Senators so far have shown no inclination to tighten the licensing law. But Martinez, thanks to Nu-ez, now has plenty of momentum on her side.

Katie's Law

As the district attorney in Do-a Ana County, Martinez prosecuted a man who raped and killed a 22-year-old graduate student at New Mexico State University. Her name was Katie Sepich, and her death remains a topic in the Capitol on how best to improve the state's DNA database.

Martinez wants DNA samples taken in every felony arrest. This would expand the first Katie's Law approved by legislators in 2006. It requires DNA samples from those arrested in a subset of felonies, mostly violent crimes.

Martinez said Sepich's killer, caught after three years, would have been pinpointed much sooner had he been required to be swabbed for DNA after his arrest in a burglary case.

Legislators generally have supported Martinez on this one. But the Senate Judiciary Committee has amended the bill so that DNA samples would be taken after findings of probable cause by a judge, not merely arrests by police. This would preclude police from jailing people on specious grounds, simply so they could obtain DNA samples, senators said.

Katie's Law revisions look like a sure bet for approval, though it may not be in the precise form that Martinez wants.

Movie rebates

New Mexico has become a hot spot for movies and television productions, landing "True Grit," "Breaking Bad" and "Employee of the Month," among dozens of others, in the last eight years.

The state now pays moviemakers a 25 percent refund on qualified production expenses. This removed about $65 million from the state treasury last year, but proponents of the industry said movies put thousands to work in a bad economy.

Martinez wants to reduce the subsidy to 15 percent. The House opted for a different approach, approving a bill that would limit the movie rebates to $45 million a year.

Senators, though, still could try to raise the cap. Some want up to $60 million a year in rebates, saying movies are a growing and clean industry for New Mexico.
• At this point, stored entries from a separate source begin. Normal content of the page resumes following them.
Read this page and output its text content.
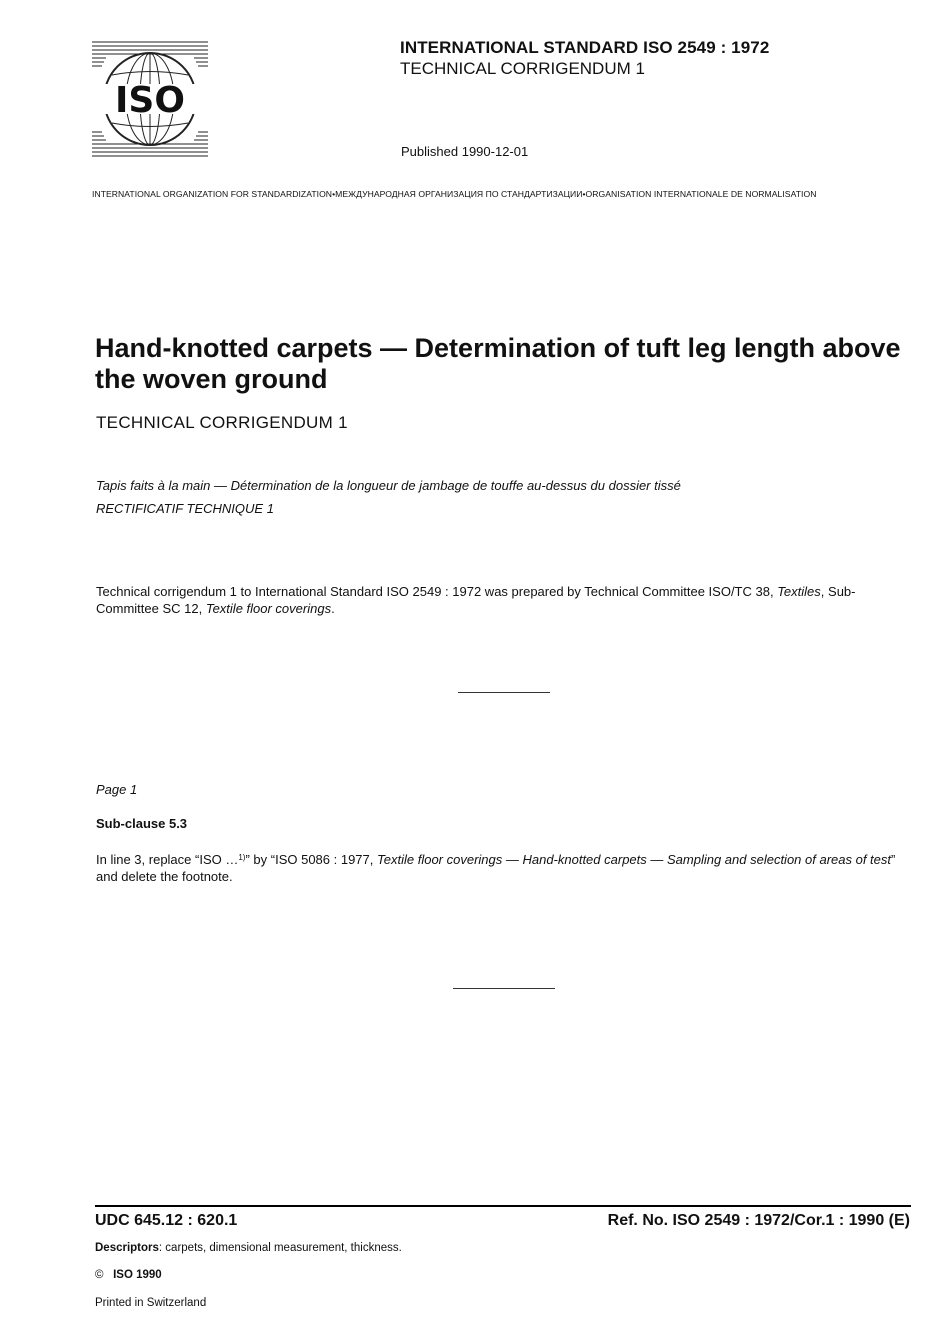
ISO
INTERNATIONAL STANDARD ISO 2549 : 1972
TECHNICAL CORRIGENDUM 1
Published 1990-12-01
INTERNATIONAL ORGANIZATION FOR STANDARDIZATION•МЕЖДУНАРОДНАЯ ОРГАНИЗАЦИЯ ПО СТАНДАРТИЗАЦИИ•ORGANISATION INTERNATIONALE DE NORMALISATION
Hand-knotted carpets — Determination of tuft leg length above the woven ground
TECHNICAL CORRIGENDUM 1
Tapis faits à la main — Détermination de la longueur de jambage de touffe au-dessus du dossier tissé
RECTIFICATIF TECHNIQUE 1
Technical corrigendum 1 to International Standard ISO 2549 : 1972 was prepared by Technical Committee ISO/TC 38, Textiles, Sub-Committee SC 12, Textile floor coverings.
Page 1
Sub-clause 5.3
In line 3, replace “ISO …$^{1)}$” by “ISO 5086 : 1977, Textile floor coverings — Hand-knotted carpets — Sampling and selection of areas of test” and delete the footnote.
UDC 645.12 : 620.1	Ref. No. ISO 2549 : 1972/Cor.1 : 1990 (E)
Descriptors: carpets, dimensional measurement, thickness.
© ISO 1990
Printed in Switzerland
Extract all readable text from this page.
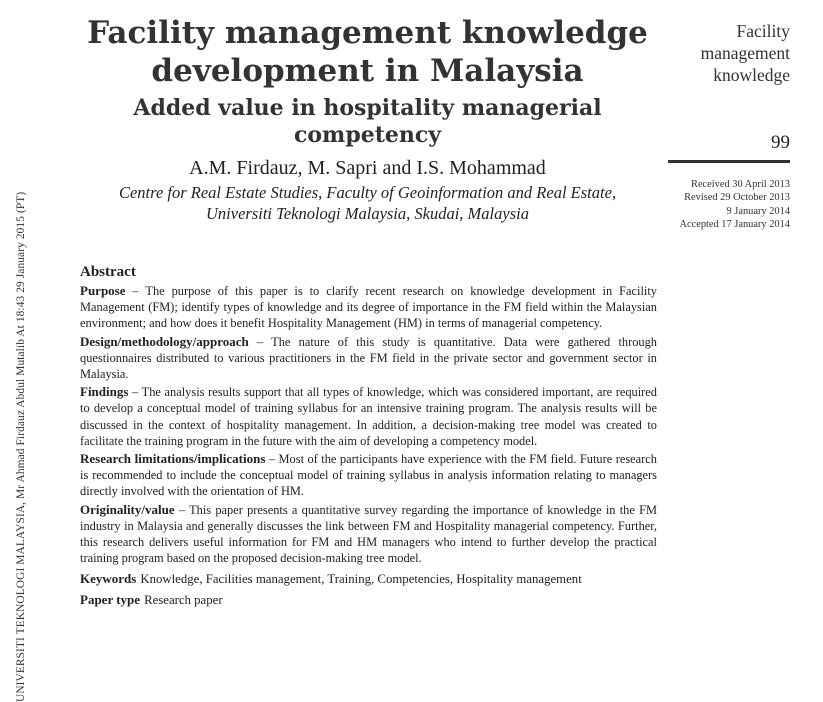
UNIVERSITI TEKNOLOGI MALAYSIA, Mr Ahmad Firdauz Abdul Mutalib At 18:43 29 January 2015 (PT)
Facility management knowledge
development in Malaysia
Added value in hospitality managerial
competency
A.M. Firdauz, M. Sapri and I.S. Mohammad
Centre for Real Estate Studies, Faculty of Geoinformation and Real Estate,
Universiti Teknologi Malaysia, Skudai, Malaysia
Facility
management
knowledge
99
Received 30 April 2013
Revised 29 October 2013
9 January 2014
Accepted 17 January 2014
Abstract

Purpose – The purpose of this paper is to clarify recent research on knowledge development in Facility Management (FM); identify types of knowledge and its degree of importance in the FM field within the Malaysian environment; and how does it benefit Hospitality Management (HM) in terms of managerial competency.

Design/methodology/approach – The nature of this study is quantitative. Data were gathered through questionnaires distributed to various practitioners in the FM field in the private sector and government sector in Malaysia.

Findings – The analysis results support that all types of knowledge, which was considered important, are required to develop a conceptual model of training syllabus for an intensive training program. The analysis results will be discussed in the context of hospitality management. In addition, a decision-making tree model was created to facilitate the training program in the future with the aim of developing a competency model.

Research limitations/implications – Most of the participants have experience with the FM field. Future research is recommended to include the conceptual model of training syllabus in analysis information relating to managers directly involved with the orientation of HM.

Originality/value – This paper presents a quantitative survey regarding the importance of knowledge in the FM industry in Malaysia and generally discusses the link between FM and Hospitality managerial competency. Further, this research delivers useful information for FM and HM managers who intend to further develop the practical training program based on the proposed decision-making tree model.

Keywords Knowledge, Facilities management, Training, Competencies, Hospitality management

Paper type Research paper
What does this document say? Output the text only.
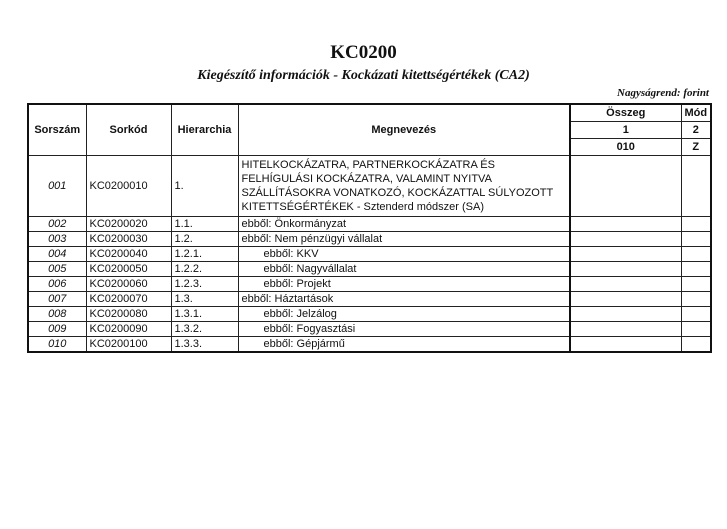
KC0200
Kiegészítő információk - Kockázati kitettségértékek (CA2)
Nagyságrend: forint
Sorszám	Sorkód	Hierarchia	Megnevezés	Összeg	Mód
				1	2
				010	Z
001	KC0200010	1.	HITELKOCKÁZATRA, PARTNERKOCKÁZATRA ÉS FELHÍGULÁSI KOCKÁZATRA, VALAMINT NYITVA SZÁLLÍTÁSOKRA VONATKOZÓ, KOCKÁZATTAL SÚLYOZOTT KITETTSÉGÉRTÉKEK - Sztenderd módszer (SA)		
002	KC0200020	1.1.	ebből: Önkormányzat		
003	KC0200030	1.2.	ebből: Nem pénzügyi vállalat		
004	KC0200040	1.2.1.	ebből: KKV		
005	KC0200050	1.2.2.	ebből: Nagyvállalat		
006	KC0200060	1.2.3.	ebből: Projekt		
007	KC0200070	1.3.	ebből: Háztartások		
008	KC0200080	1.3.1.	ebből: Jelzálog		
009	KC0200090	1.3.2.	ebből: Fogyasztási		
010	KC0200100	1.3.3.	ebből: Gépjármű		
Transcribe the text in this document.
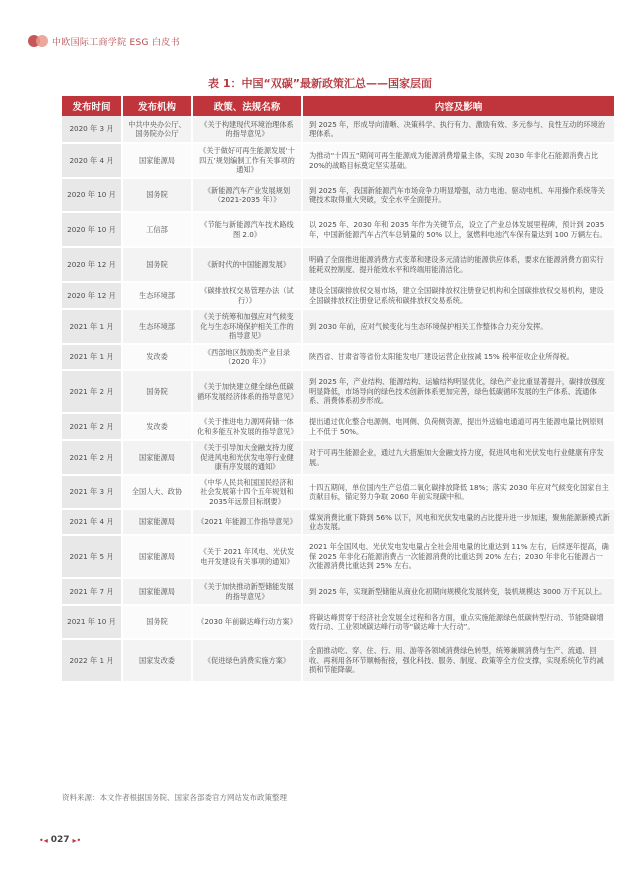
中欧国际工商学院 ESG 白皮书
表 1：中国“双碳”最新政策汇总——国家层面
发布时间	发布机构	政策、法规名称	内容及影响
2020 年 3 月	中共中央办公厅、国务院办公厅	《关于构建现代环境治理体系的指导意见》	到 2025 年，形成导向清晰、决策科学、执行有力、激励有效、多元参与、良性互动的环境治理体系。
2020 年 4 月	国家能源局	《关于做好可再生能源发展‘十四五’规划编制工作有关事项的通知》	为推动“十四五”期间可再生能源成为能源消费增量主体，实现 2030 年非化石能源消费占比20%的战略目标奠定坚实基础。
2020 年 10 月	国务院	《新能源汽车产业发展规划（2021-2035 年）》	到 2025 年，我国新能源汽车市场竞争力明显增强，动力电池、驱动电机、车用操作系统等关键技术取得重大突破，安全水平全面提升。
2020 年 10 月	工信部	《节能与新能源汽车技术路线图 2.0》	以 2025 年、2030 年和 2035 年作为关键节点，设立了产业总体发展里程碑，预计到 2035 年，中国新能源汽车占汽车总销量的 50% 以上，氢燃料电池汽车保有量达到 100 万辆左右。
2020 年 12 月	国务院	《新时代的中国能源发展》	明确了全面推进能源消费方式变革和建设多元清洁的能源供应体系，要求在能源消费方面实行能耗双控制度、提升能效水平和终端用能清洁化。
2020 年 12 月	生态环境部	《碳排放权交易管理办法（试行）》	建设全国碳排放权交易市场，建立全国碳排放权注册登记机构和全国碳排放权交易机构，建设全国碳排放权注册登记系统和碳排放权交易系统。
2021 年 1 月	生态环境部	《关于统筹和加强应对气候变化与生态环境保护相关工作的指导意见》	到 2030 年前，应对气候变化与生态环境保护相关工作整体合力充分发挥。
2021 年 1 月	发改委	《西部地区鼓励类产业目录（2020 年）》	陕西省、甘肃省等省份太阳能发电厂建设运营企业按减 15% 税率征收企业所得税。
2021 年 2 月	国务院	《关于加快建立健全绿色低碳循环发展经济体系的指导意见》	到 2025 年，产业结构、能源结构、运输结构明显优化，绿色产业比重显著提升，碳排放强度明显降低，市场导向的绿色技术创新体系更加完善，绿色低碳循环发展的生产体系、流通体系、消费体系初步形成。
2021 年 2 月	发改委	《关于推进电力源网荷储一体化和多能互补发展的指导意见》	提出通过优化整合电源侧、电网侧、负荷侧资源，提出外送输电通道可再生能源电量比例原则上不低于 50%。
2021 年 2 月	国家能源局	《关于引导加大金融支持力度促进风电和光伏发电等行业健康有序发展的通知》	对于可再生能源企业，通过九大措施加大金融支持力度，促进风电和光伏发电行业健康有序发展。
2021 年 3 月	全国人大、政协	《中华人民共和国国民经济和社会发展第十四个五年规划和 2035年远景目标纲要》	十四五期间，单位国内生产总值二氧化碳排放降低 18%；落实 2030 年应对气候变化国家自主贡献目标，锚定努力争取 2060 年前实现碳中和。
2021 年 4 月	国家能源局	《2021 年能源工作指导意见》	煤炭消费比重下降到 56% 以下，风电和光伏发电量的占比提升进一步加速，聚焦能源新模式新业态发展。
2021 年 5 月	国家能源局	《关于 2021 年风电、光伏发电开发建设有关事项的通知》	2021 年全国风电、光伏发电发电量占全社会用电量的比重达到 11% 左右，后续逐年提高，确保 2025 年非化石能源消费占一次能源消费的比重达到 20% 左右；2030 年非化石能源占一次能源消费比重达到 25% 左右。
2021 年 7 月	国家能源局	《关于加快推动新型储能发展的指导意见》	到 2025 年，实现新型储能从商业化初期向规模化发展转变，装机规模达 3000 万千瓦以上。
2021 年 10 月	国务院	《2030 年前碳达峰行动方案》	将碳达峰贯穿于经济社会发展全过程和各方面，重点实施能源绿色低碳转型行动、节能降碳增效行动、工业领域碳达峰行动等“碳达峰十大行动”。
2022 年 1 月	国家发改委	《促进绿色消费实施方案》	全面推动吃、穿、住、行、用、游等各领域消费绿色转型，统筹兼顾消费与生产、流通、回收、再利用各环节顺畅衔接，强化科技、服务、制度、政策等全方位支撑，实现系统化节约减损和节能降碳。
资料来源：本文作者根据国务院、国家各部委官方网站发布政策整理
•◂ 027 ▸•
Oddly enough, legislators generally agree that nobody knows if the rebates are good or bad for the New Mexico's economy. Senators have approved a bill mandating a thorough study of whether movies are generating jobs and tax revenue, or draining the state's treasury.

Promoting unqualified students

Martinez seems to have connected best with legislators on education issues. She has loudly criticized the state law that allows a parent to overrule a school staff that wants to retain a child.

Martinez said "social promotion - advancing kids who have not mastered the basics - is destructive." Unprepared children who move ahead tend to drop out of high school, frustrated that they cannot keep up academically, she said.

A bill approved by the House would require schools to retain third-graders who do not read proficiently. This could lead to some 4,000 of the state's 25,000 third-graders being held back.

The governor wanted similar mass retentions in grades 5 and 8, based on standardized tests. House members balked at so extensive a retention program, saying the state would do better to focus on kids in the early grades.

Critics of holding back third-graders en masse, notably Democratic Rep. Sheryl Williams Stapleton, say this approach will not be effective unless money is available to hire more reading teachers. Martinez's administration says existing federal funds for education can be used on the retention program.

The bill now is in a Senate committee.

Grading schools A, B, C, D or F

Martinez, advocating plain talk instead of jargon, wants every public school to receive a letter grade of A through F.

The arcane language by which schools are rated now discourages parental and community involvement, Martinez said. A straightforward letter grade should let everybody know where a school stands and what needs to be done to make it better, she said.

Bills on letter grades for schools are in both houses. One has advanced to the full Senate. A companion measure is in a committee of the House of Representatives.

Martinez will push hard on this issue in the final two weeks. Florida and New York City now grade schools in the clear terms that Martinez favors, but they also put more money into schools before changing the evaluation system.